Can we agree to remind ourselves and eachother of this? Like, often? 

In section 3, we’ll get into HOW to find apprenticeship that supports your growth as a domestic and caregiver. 

But before we add more to your plate, we’re going to take something very heavy off of it to make room. 

The second I realized? Is that... yeah, I actually don’t care if my house is decorated. I just thought other people cared if my house is decorated. Turns out, other people don’t care, either. 
That’s why the next chapter is about how to not feel judged.
 
………………………………………………..

Challenge: wear clothes that fit

Time to be real. We’re going to apply growth mindset to your wardrobe. 

You might be one of those girls who fits back into her favorite jeans the day she comes home from the hospital. If that’s you, I love you but you’re a freak of nature. 

The rest of us have to dress our new bodies, sometimes for years, and we don’t wanna. Buying bigger clothes feels like giving up. We squeeze into our old stuff, thinking it’ll motivate us to loose the baby weight. We think “I’m sure I can get back down to my wedding weight in a few weeks, I don’t need to waste money on buying a larger size.” 
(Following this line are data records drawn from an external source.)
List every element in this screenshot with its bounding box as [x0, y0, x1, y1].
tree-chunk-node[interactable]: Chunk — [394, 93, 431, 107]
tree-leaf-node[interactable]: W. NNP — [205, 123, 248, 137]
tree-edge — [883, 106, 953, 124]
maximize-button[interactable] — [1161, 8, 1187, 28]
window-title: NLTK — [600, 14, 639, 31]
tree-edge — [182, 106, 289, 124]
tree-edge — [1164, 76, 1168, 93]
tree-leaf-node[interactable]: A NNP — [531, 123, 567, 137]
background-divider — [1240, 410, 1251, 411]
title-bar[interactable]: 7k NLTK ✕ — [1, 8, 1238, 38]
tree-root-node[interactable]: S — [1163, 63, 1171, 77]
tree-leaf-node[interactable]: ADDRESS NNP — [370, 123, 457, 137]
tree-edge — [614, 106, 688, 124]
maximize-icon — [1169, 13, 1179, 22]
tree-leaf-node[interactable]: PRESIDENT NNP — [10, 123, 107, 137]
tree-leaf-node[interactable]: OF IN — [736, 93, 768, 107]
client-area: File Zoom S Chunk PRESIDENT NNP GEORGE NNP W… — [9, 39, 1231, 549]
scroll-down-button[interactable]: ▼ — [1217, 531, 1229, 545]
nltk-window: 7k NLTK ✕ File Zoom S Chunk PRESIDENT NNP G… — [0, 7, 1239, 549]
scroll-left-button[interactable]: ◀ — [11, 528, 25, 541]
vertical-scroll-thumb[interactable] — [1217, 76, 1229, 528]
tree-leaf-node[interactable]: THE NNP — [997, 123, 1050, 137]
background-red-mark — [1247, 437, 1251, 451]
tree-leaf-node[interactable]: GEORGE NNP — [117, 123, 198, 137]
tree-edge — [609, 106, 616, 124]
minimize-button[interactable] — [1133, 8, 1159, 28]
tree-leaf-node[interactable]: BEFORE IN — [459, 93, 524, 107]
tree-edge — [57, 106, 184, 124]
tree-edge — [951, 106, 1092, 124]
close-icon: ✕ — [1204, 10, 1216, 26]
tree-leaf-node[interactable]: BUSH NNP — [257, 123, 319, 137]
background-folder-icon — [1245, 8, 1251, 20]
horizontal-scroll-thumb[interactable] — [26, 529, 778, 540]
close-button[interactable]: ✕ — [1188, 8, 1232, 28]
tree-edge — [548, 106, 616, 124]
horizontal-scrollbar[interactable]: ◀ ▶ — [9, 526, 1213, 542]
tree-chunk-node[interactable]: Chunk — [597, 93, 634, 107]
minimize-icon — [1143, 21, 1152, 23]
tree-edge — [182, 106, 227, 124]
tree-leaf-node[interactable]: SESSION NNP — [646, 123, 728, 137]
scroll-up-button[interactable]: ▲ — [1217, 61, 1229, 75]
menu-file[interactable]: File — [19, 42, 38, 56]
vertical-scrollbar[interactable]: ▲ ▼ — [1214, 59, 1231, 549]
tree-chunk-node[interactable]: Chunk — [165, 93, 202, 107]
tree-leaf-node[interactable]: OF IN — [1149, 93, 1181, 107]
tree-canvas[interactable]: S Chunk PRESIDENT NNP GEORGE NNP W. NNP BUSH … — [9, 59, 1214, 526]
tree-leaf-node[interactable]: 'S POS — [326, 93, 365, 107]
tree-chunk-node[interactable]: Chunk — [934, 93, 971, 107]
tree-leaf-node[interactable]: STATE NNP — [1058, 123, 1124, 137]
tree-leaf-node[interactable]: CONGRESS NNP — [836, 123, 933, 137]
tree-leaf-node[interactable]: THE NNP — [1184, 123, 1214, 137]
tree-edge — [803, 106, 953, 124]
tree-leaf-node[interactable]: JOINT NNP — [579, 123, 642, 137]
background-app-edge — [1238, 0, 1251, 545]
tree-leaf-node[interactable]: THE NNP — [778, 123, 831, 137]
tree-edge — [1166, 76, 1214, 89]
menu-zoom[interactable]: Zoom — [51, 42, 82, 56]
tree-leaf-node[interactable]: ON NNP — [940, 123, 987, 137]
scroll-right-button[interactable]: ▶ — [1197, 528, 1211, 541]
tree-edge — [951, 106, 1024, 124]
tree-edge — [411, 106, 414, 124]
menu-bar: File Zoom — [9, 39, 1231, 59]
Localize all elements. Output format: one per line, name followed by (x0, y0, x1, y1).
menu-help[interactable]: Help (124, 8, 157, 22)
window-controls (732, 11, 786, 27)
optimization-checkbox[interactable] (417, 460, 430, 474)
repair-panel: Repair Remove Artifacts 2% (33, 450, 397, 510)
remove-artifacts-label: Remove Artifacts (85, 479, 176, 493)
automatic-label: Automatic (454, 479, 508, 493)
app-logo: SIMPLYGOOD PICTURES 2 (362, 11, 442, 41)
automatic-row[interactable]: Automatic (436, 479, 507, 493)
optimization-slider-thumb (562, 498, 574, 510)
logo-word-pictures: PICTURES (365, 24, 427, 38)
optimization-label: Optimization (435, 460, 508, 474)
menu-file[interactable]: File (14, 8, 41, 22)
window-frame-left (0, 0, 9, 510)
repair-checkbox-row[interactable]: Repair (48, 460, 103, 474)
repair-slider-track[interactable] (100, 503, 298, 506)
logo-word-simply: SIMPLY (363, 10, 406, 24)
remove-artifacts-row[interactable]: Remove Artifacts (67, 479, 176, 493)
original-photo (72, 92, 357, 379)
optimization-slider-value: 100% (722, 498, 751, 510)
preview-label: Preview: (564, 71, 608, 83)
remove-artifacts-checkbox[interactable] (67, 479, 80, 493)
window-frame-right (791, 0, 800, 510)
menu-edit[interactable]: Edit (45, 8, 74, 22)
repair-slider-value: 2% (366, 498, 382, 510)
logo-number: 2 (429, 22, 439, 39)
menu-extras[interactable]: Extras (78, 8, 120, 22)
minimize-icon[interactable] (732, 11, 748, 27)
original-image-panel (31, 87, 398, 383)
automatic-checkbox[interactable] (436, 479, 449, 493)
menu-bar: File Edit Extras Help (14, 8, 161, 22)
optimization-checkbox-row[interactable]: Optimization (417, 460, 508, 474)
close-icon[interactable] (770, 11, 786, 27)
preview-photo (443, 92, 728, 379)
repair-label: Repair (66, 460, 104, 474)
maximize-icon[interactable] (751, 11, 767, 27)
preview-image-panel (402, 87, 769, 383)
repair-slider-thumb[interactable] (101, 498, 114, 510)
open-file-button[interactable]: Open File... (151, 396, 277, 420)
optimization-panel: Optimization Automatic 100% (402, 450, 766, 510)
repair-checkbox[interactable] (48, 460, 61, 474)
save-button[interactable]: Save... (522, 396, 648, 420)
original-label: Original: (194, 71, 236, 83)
 As a former personal stylist, one of the hardest things to convince a client to do is buy clothes the next size up. This is a fantastic fashion hack, by the way. Wearing clothes that are slightly large will make you look smaller and feel better. But a woman who is used to being a size 8 DOES NOT want to buy size 12 clothes because that makes her a SIZE 12 WOMAN. The number takes on a grander scope of meaning than it deserves, like you’ve somehow gone from the woman who buys an organic smoothie after hot yoga to the woman who binge-eats Oreos while watching reruns of Spongebob Squarepants (as if skinny girls don’t do exactly that, come on). That’s why some brands cheat their sizes so that a size 10 woman fits into their size 8 dress - they are selling her an identity and SHE WILL BUY IT. 

Ladies. You are a woman. Wearing clothes. The size? It is fake. It’s a made-up number. It doesn’t mean anything about you as a person. Buying larger clothes means only one thing - that you need bigger clothes than you used to. Size has more to do with the amount of sleep you’re getting than the amount of food you’re eating. 

You might not love everything about your body, but she did make a baby and that’s kind of a miracle. So do yourself a favor and buy the clothes that fit the body you have today. 

……………………………...

*You should know, when my mom gave me this advice, we both laughed really hard. REALLY hard. She knew I could handle the truth, and I was honestly relieved.

**Some women have personalities that are more suited to the caregiver lifestyle, but if that’s not you it doesn’t mean you weren’t meant to be a mom. It means that the caregiving part of motherhood is going to be really hard for you if you’re trying to do it the same way everyone else does. In the next few chapters, I’ll share how I became a divergent caregiver because the traditional way was killing my soul.

***for those that would argue “except the Bible,” the Bible is 66 books. Calm down.